Bio: Leah Fennell is a theatre maker, actor and artist based in Sutton Coldfield. She studied Drama at University of Manchester, and now primarily makes theatrical work using her continued academic research to inform her practise. She is self-professed 'goth Sue Pollard', lover of the dark, macabre and hilarious; and is a very-timely 21st Century Dadaist. Earlier this year she founded the artistic community and zine Belka 'n' Strelka, and she is West Midlands Regional Ambassador for the global charity It Gets Better.

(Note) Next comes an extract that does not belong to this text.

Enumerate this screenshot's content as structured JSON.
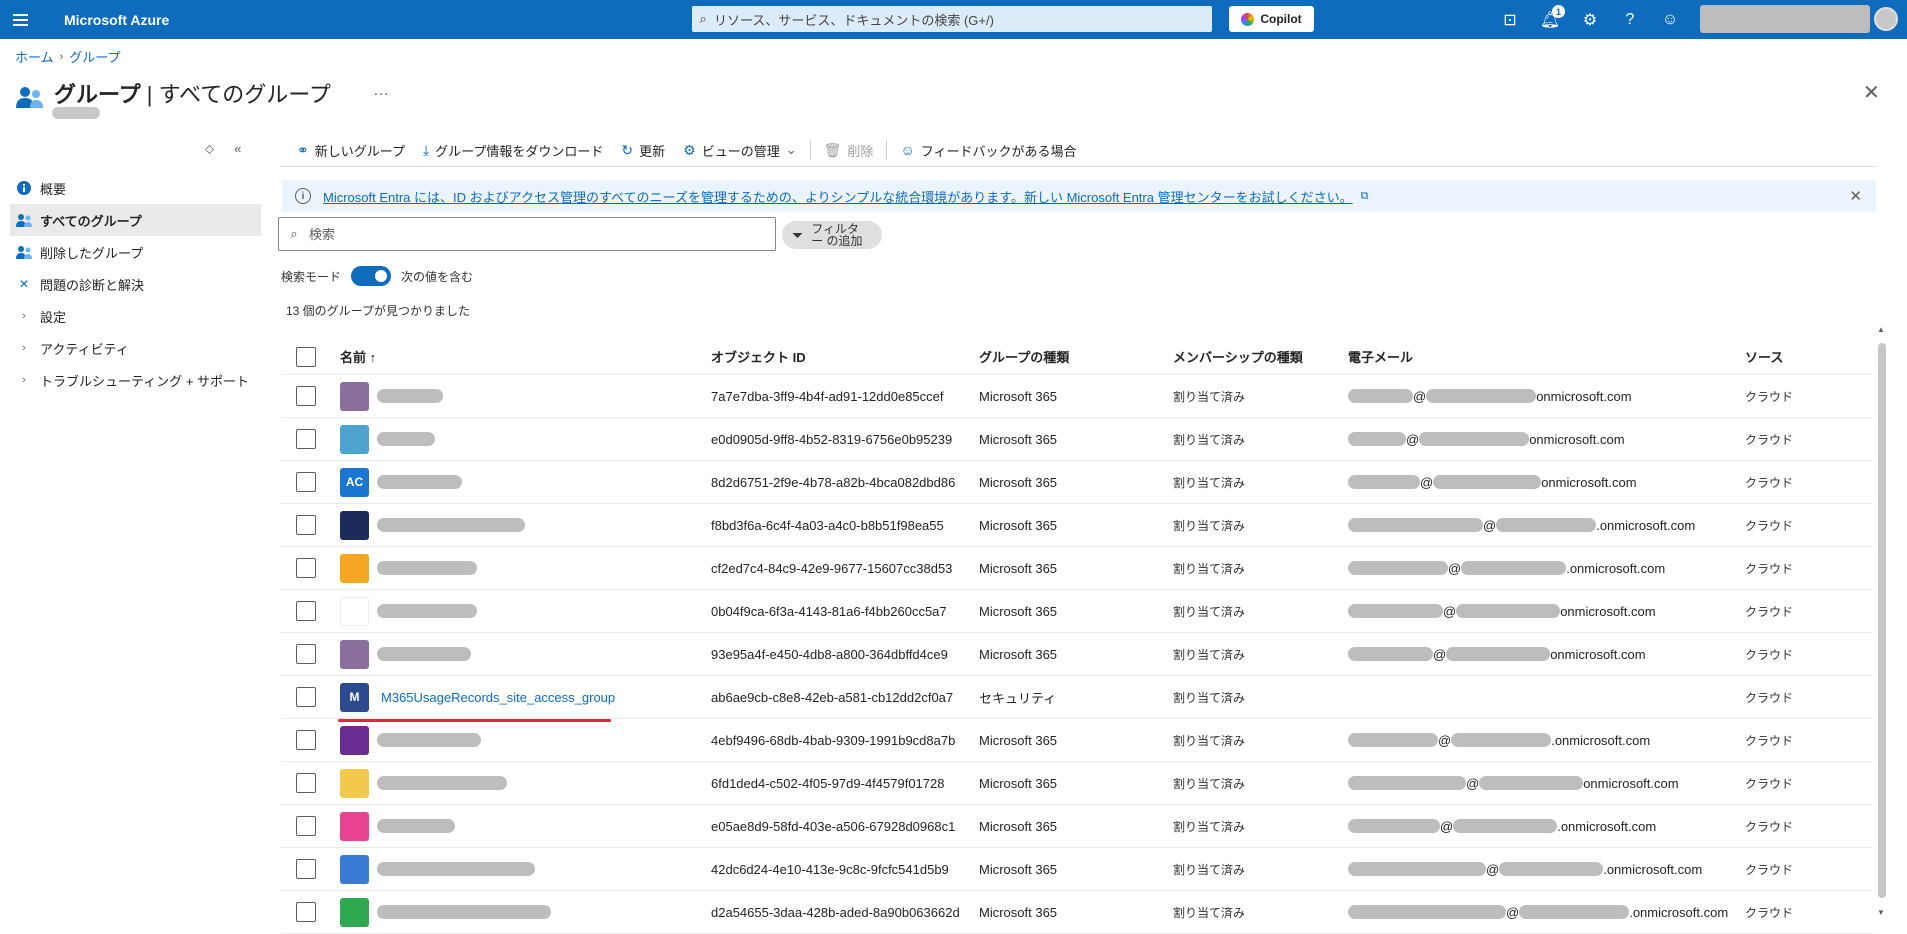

Abstract: The malicious and enthralling monster of Damien Leone’s Terrifier film franchise, Art the Clown, is a quickly growing fan favourite amongst horror enthusiasts, but his character remains largely unexplored in academia. Carol J. Clover’s fundamental contributions to understanding gender in the slasher film in her text Men, Women and Chain Saws demonstrate how the queer-coded monster is “the psychotic product of a sick family” (23) or a product of their respective sexually repressive societies. But what about the queer-coded monsters who exist outside the margins of society and culture? In this instance of Art the Clown, who lacks both familial origins and any intimate connection to culture and its norms, I argue that the solitary queer-coded monster is not a product of his repressive society. Rather he weaponizes queerness to further his own monstrosity and perversity, therefore deploying queerness as an agent of fear.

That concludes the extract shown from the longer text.